Certainly, Israel will greenlight more covert operations in the short term, trying to inflict heavier damage against Iran’s nuclear facilities and personnel. Such actions are far less convulsing in the U.S. than explicit, undeniable air raids. It will be operationally daunting, however, for Jerusalem to inflict the kind of paralyzing damage that air raids can do. Yet it’s not unlikely that Israeli intelligence would try to do a lot more with the hope that (a) it might get lucky (Iranian counter-espionage services are obviously not performing well) and (b) in response the clerical regime might egregiously violate a revived JCPOA and the Non-Proliferation Treaty, to which Iran is a signatory, in ways that would make it difficult for Europeans and Americans to ignore. And the more turbulence generated by Israel, the less enthusiastic foreign companies will be about the Iranian market. In such an environment, where Khamenei would likely indulge his fierce anti-Americanism and anti-Zionism, Israeli military action might have fewer painful repercussions.
If Raisi becomes president and the Biden administration releases billions, giving Tehran’s quest to build a nuclear-weapons infrastructure legality and a lot of cash, fear of Washington’s wrath in Israel may shrink more rapidly than Washington skeptics imagine. The Israelis never believed in a functional nuclear difference between “moderates” and “hardliners” in the Islamic Republic’s nuclear aspirations. But they know that many Americans, especially in the Democratic Party, did. Even under Obama the idea of the U.S. as a Middle Eastern power willing to wage war hadn’t evaporated. (See Libya.) However, a Washington just trying to temporarily buy off die-hard, antisemitic clerics and Guardsmen, which is what a deal with Raisi as president would be, changes fundamentally how Israelis can view the United States.
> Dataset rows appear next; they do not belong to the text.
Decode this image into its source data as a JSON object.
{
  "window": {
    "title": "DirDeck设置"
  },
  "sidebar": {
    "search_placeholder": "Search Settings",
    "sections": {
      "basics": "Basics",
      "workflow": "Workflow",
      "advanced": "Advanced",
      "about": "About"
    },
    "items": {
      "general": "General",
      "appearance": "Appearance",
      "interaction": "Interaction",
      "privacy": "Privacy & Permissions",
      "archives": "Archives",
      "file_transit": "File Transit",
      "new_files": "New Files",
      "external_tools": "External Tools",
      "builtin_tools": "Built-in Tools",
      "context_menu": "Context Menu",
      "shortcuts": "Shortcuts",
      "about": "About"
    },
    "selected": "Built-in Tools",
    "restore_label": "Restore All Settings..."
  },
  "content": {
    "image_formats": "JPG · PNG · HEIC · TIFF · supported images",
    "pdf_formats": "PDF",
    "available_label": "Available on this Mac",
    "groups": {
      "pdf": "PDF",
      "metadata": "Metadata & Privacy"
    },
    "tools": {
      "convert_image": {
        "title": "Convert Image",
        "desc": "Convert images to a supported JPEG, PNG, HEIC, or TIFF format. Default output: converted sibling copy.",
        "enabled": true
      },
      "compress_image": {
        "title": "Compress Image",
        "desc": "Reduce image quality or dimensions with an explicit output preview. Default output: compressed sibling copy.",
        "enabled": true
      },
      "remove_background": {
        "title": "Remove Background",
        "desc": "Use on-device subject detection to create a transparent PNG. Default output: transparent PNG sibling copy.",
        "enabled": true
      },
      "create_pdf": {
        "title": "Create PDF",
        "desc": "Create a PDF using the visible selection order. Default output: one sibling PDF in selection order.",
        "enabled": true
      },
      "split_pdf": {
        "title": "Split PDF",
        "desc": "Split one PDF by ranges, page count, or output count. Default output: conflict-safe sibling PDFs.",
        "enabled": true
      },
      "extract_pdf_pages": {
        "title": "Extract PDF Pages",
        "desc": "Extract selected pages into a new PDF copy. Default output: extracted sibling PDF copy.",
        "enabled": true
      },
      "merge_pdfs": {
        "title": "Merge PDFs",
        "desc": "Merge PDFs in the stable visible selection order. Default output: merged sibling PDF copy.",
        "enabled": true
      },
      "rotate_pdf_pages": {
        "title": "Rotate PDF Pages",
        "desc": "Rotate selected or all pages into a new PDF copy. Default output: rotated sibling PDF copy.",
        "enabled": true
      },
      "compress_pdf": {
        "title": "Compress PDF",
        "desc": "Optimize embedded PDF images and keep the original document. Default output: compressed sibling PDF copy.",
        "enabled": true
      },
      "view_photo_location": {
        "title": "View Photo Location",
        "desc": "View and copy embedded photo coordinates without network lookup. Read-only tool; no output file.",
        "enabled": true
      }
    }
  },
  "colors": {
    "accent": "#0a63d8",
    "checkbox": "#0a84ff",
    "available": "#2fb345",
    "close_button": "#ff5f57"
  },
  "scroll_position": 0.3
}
In Jerusalem, the Biden administration entreating Raisi and Khamenei won’t be a realpolitik entente between Nixon and Mao. And in that psychological reassessment of America may come a willingness to roll the dice to foreclose the possibility of mutually assured destruction becoming the nuclear doctrine the Jewish state must forever accept in the Middle East.
Reuel Marc Gerecht, a former Iranian-targets officer in the Central Intelligence Agency, is a senior fellow at the Foundation for Defense of Democracies.